Lili Jacob pasó los últimos años de la guerra en el campo de Roa Mittelcau, en Turingia. El 9 de abril de 1945, cuando los soldados norteamericanos liberaron el campo y ella buscaba algo de ropa en los armarios, encontró un álbum de fotografías. Lo hojeó apresurada y le llamó la atención encontrar retratados de algunos de los familiares que llegaron un año antes a Auschwitz nada más bajar del tren, incluso a su rabino, Naftali Zvi Weiss, escribe ella misma. Allí estaban viejos conocidos de su pueblo escoltados por los soldados de las SS; miran abstraídos a alguien que les fotografía desde lo alto del vagón.

¿Es esta la novela de Lili Jacob? «No es una novela, sino una epopeya trágica porque cuenta la historia de cómo se exterminaron metódicamente a millones de judíos, no hay nada de ficción aunque la crueldad sea tan grande que cueste creer que el hombre sea capaz de cometer un crimen tan horrendo». Quien así habla es Serge Klarsfeld, hijo de un superviviente, que editó por primera vez, en 1980, el álbum y convenció a Lili Jacob para que donase las fotografías a Yad Vashem, el Museo de la Memoria del Holocausto de Jerusalén, aceptando así la solicitud del primer ministro israelí Menachem Begin.

Hasta entonces, las fotografías que testimoniaban el Holocausto habían sido realizadas por los soldados aliados y soviéticos (como en el caso de Auschwitz) que liberaron los campos. Sin embargo, en las imágenes del “Álbum de Auschwitz” está la mirada fría, metódica y burocrática del agente nazi. Absolutamente despiadada. Son imágenes técnicamente irreprochables, de 8,2 por 11,1 centímetros, que servían para documentar la actividad del campo y, sobre todo, las tareas de identificación. El álbum que halló Lili Jacob, de cincuenta y seis páginas, contenía 189 fotografías que recogían el siniestro itinerario desde la llegada del «transporte» de los judíos de Bilke en el que ella viajó con su familia, el primer contacto en el andén con los vigilantes de las SS, su selección posterior, hasta el paseo en ordenada fila hacia la cámara de gas de los más débiles. Además, había un apartado con 63 fotografías sobre la visita de Himmler a Auschwitz, en una inspección “rutinaria” que no oculta las intenciones últimas de la demencia nazi.

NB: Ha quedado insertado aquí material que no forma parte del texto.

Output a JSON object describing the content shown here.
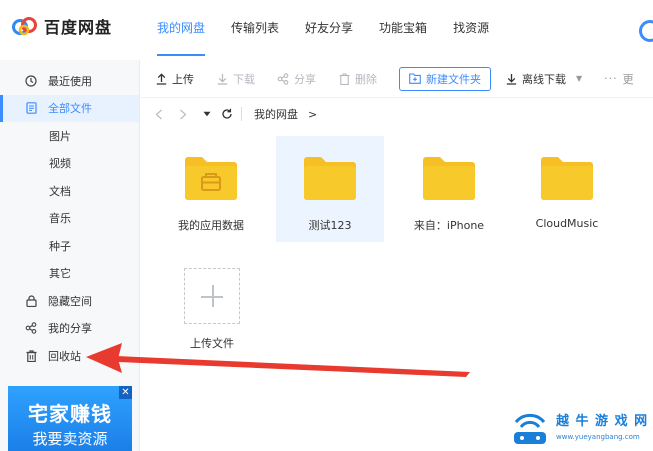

Incluso en el reverso del álbum –forrado en lino marrón y con protectores metálicos en las esquinas- hay escrita una misteriosa dedicatoria que invita a imaginar cómo era los ejemplares funcionarios de Hitler: «En recuerdo de tu estimado, inolvidable y fiel, Heinz».

La primera vez que estas fotografías aparecieron en público fue en el juicio al nazi Adolf Eichmann que tuvo lugar en Jerusalén en 1961, hace cincuenta años. «Esas fotografías siguen estando vivas -dice en conversación telefónica desde París Serge Klarsfeld- porque revelaron la verdad del exterminio judío y puso rostro a la víctimas, hasta entonces eran montones de muertes y seres consumidos». ¿Cómo continúa la «novela» de Lili Jacob? En un proceso a veintidós nazis que «trabajaron» en Auschwitz, celebrado en Fráncfort en febrero de 1964, se descubrió la identidad de los autores de las fotografías del álbum. Eran dos miembros de las SS, Bernhard Walter, jefe del servicio de identificación, y Ernst Hoffmann, su ayudante. Lili Jacob compareció en el juicio, abrazada al álbum, pero se negó a entregarlo como prueba inculpatoria.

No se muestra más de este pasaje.